SUPERCILEX / fuc

Modern, performance focused unix commands
Apache License 2.0
337 stars 8 forks source link

Sparse file handling #37

Open jbd opened 2 months ago

jbd commented 2 months ago

Hello,

Unless I'm mistaken, cpz does not handle sparse file and will copy null bytes over the wire. The xcp project (https://github.com/tarka/xcp) tries to iterate between sparse chunk and use copy_file_range for actual data.

I think this would be a nice addition and I hope you will consider this feature.

Sorry this is really an RFE without an associated pull request, but my rust skills are non-existent at the moment.

Thank you for this project. This is a fantastic contribution to the space of data movement.

Jean-Baptiste

SUPERCILEX commented 1 month ago

I looked into and it seems like a bit of a pain. You'd want to use this statx to determine if the file is sparse (by seeing if it's size on disk aka number of blocks is less than it's apparent size): https://github.com/SUPERCILEX/fuc/blob/2d61845b8f61f4332ef3b5a67842979bd578eeb4/fuc_engine/src/ops/copy.rs#L529

The to copy the file sparsely, I believe you can just use https://man7.org/linux/man-pages/man2/lseek.2.html alternating between seek_hole and seek_data to get the ranges that should be passed into copy_file_range. Then the end of the file might need an ftruncate to finish it off. Or maybe it's better to actually ftruncate the whole file at the beginning? Not sure.

jbd commented 1 month ago

Thank you for your answer !

I don't know about the ftruncate at the beginning. I think that https://github.com/hpc/mpifileutils is doing it in one of its pass (files and directories creation, data copy, setting permissions).

I agree that the sparse case looks quite tedious to implement:

https://github.com/tarka/xcp/blob/2253d6ffc1ca13e8de395700b7e4f3fd57fa42b5/libfs/src/linux.rs#L78 https://github.com/tarka/xcp/blob/2253d6ffc1ca13e8de395700b7e4f3fd57fa42b5/libxcp/src/operations.rs#L118 https://github.com/tarka/xcp/blob/2253d6ffc1ca13e8de395700b7e4f3fd57fa42b5/libxcp/src/operations.rs#L82 https://github.com/tarka/xcp/blob/2253d6ffc1ca13e8de395700b7e4f3fd57fa42b5/libfs/src/linux.rs#L206

Copying TB sparse files is not ideal too =)

In the end, this is a gentle request for enhancement, I just wanted to have your thoughts on this.

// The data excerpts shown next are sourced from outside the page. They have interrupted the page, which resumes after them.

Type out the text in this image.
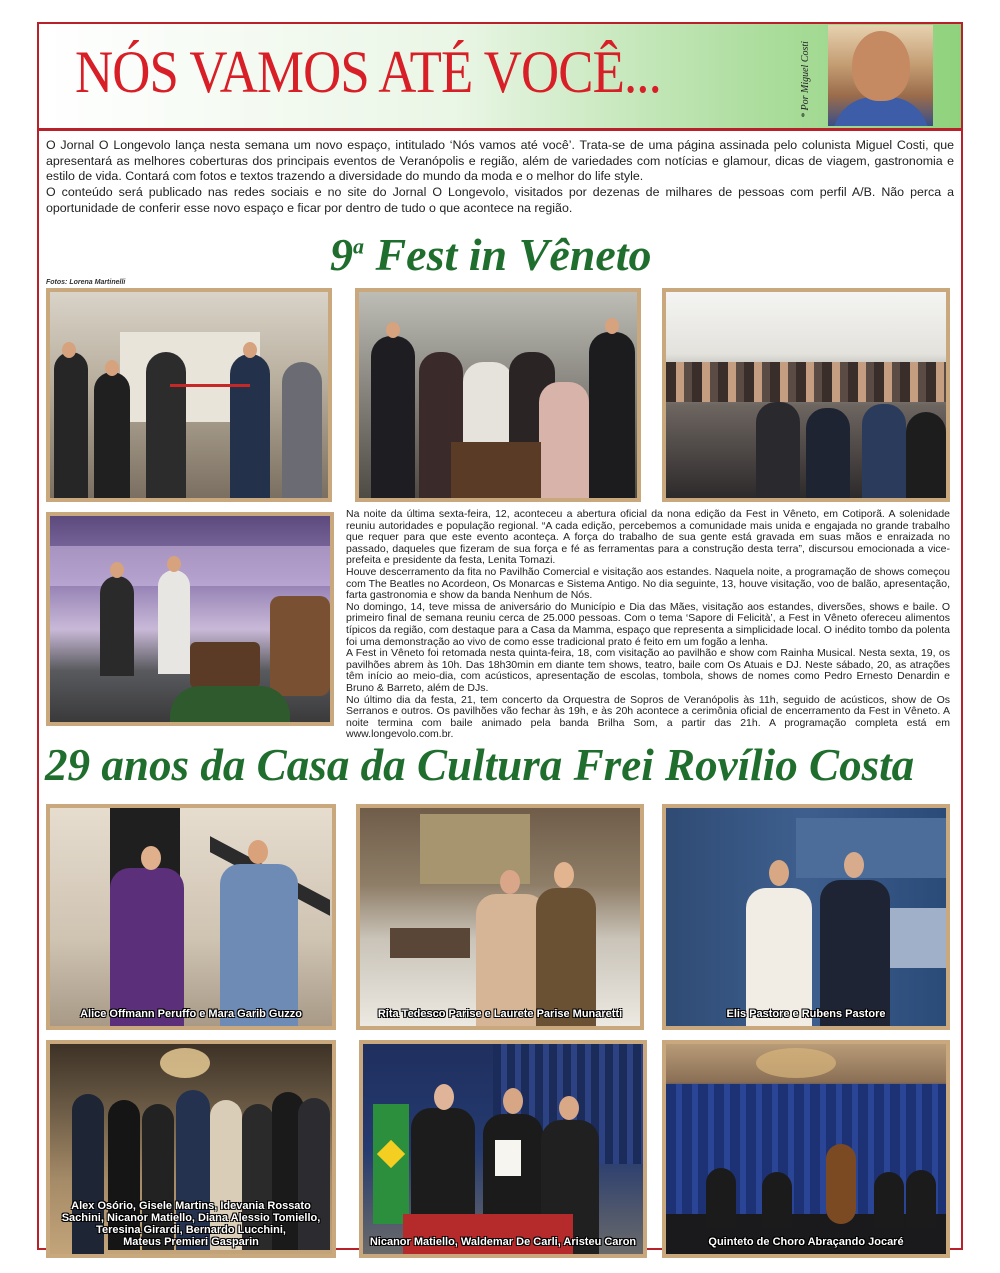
NÓS VAMOS ATÉ VOCÊ...	* Por Miguel Costi

O Jornal O Longevolo lança nesta semana um novo espaço, intitulado ‘Nós vamos até você’. Trata-se de uma página assinada pelo colunista Miguel Costi, que apresentará as melhores coberturas dos principais eventos de Veranópolis e região, além de variedades com notícias e glamour, dicas de viagem, gastronomia e estilo de vida. Contará com fotos e textos trazendo a diversidade do mundo da moda e o melhor do life style.

O conteúdo será publicado nas redes sociais e no site do Jornal O Longevolo, visitados por dezenas de milhares de pessoas com perfil A/B. Não perca a oportunidade de conferir esse novo espaço e ficar por dentro de tudo o que acontece na região.

9$^a$ Fest in Vêneto
Fotos: Lorena Martinelli

Na noite da última sexta-feira, 12, aconteceu a abertura oficial da nona edição da Fest in Vêneto, em Cotiporã. A solenidade reuniu autoridades e população regional. “A cada edição, percebemos a comunidade mais unida e engajada no grande trabalho que requer para que este evento aconteça. A força do trabalho de sua gente está gravada em suas mãos e enraizada no passado, daqueles que fizeram de sua força e fé as ferramentas para a construção desta terra”, discursou emocionada a vice-prefeita e presidente da festa, Lenita Tomazi.

Houve descerramento da fita no Pavilhão Comercial e visitação aos estandes. Naquela noite, a programação de shows começou com The Beatles no Acordeon, Os Monarcas e Sistema Antigo. No dia seguinte, 13, houve visitação, voo de balão, apresentação, farta gastronomia e show da banda Nenhum de Nós.

No domingo, 14, teve missa de aniversário do Município e Dia das Mães, visitação aos estandes, diversões, shows e baile. O primeiro final de semana reuniu cerca de 25.000 pessoas. Com o tema ‘Sapore di Felicità’, a Fest in Vêneto ofereceu alimentos típicos da região, com destaque para a Casa da Mamma, espaço que representa a simplicidade local. O inédito tombo da polenta foi uma demonstração ao vivo de como esse tradicional prato é feito em um fogão a lenha.

A Fest in Vêneto foi retomada nesta quinta-feira, 18, com visitação ao pavilhão e show com Rainha Musical. Nesta sexta, 19, os pavilhões abrem às 10h. Das 18h30min em diante tem shows, teatro, baile com Os Atuais e DJ. Neste sábado, 20, as atrações têm início ao meio-dia, com acústicos, apresentação de escolas, tombola, shows de nomes como Pedro Ernesto Denardin e Bruno & Barreto, além de DJs.

No último dia da festa, 21, tem concerto da Orquestra de Sopros de Veranópolis às 11h, seguido de acústicos, show de Os Serranos e outros. Os pavilhões vão fechar às 19h, e às 20h acontece a cerimônia oficial de encerramento da Fest in Vêneto. A noite termina com baile animado pela banda Brilha Som, a partir das 21h. A programação completa está em www.longevolo.com.br.

29 anos da Casa da Cultura Frei Rovílio Costa
Alice Offmann Peruffo e Mara Garib Guzzo	Rita Tedesco Parise e Laurete Parise Munaretti	Elis Pastore e Rubens Pastore
Alex Osório, Gisele Martins, Idevania Rossato
Sachini, Nicanor Matiello, Diana Alessio Tomiello,
Teresina Girardi, Bernardo Lucchini,
Mateus Premieri Gasparin	Nicanor Matiello, Waldemar De Carli, Aristeu Caron	Quinteto de Choro Abraçando Jocaré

I understand perfectly that you are more focused on interesting development like using io_uring.

Feel free to close this case !

Cheers.

Jean-Baptiste

SUPERCILEX commented 1 month ago

Copying TB sparse files is not ideal too =)

Lol, fair.

Feel free to close this case !

No no, I'm just saying that I probably won't implement this myself, but I'd be happy to accept a PR.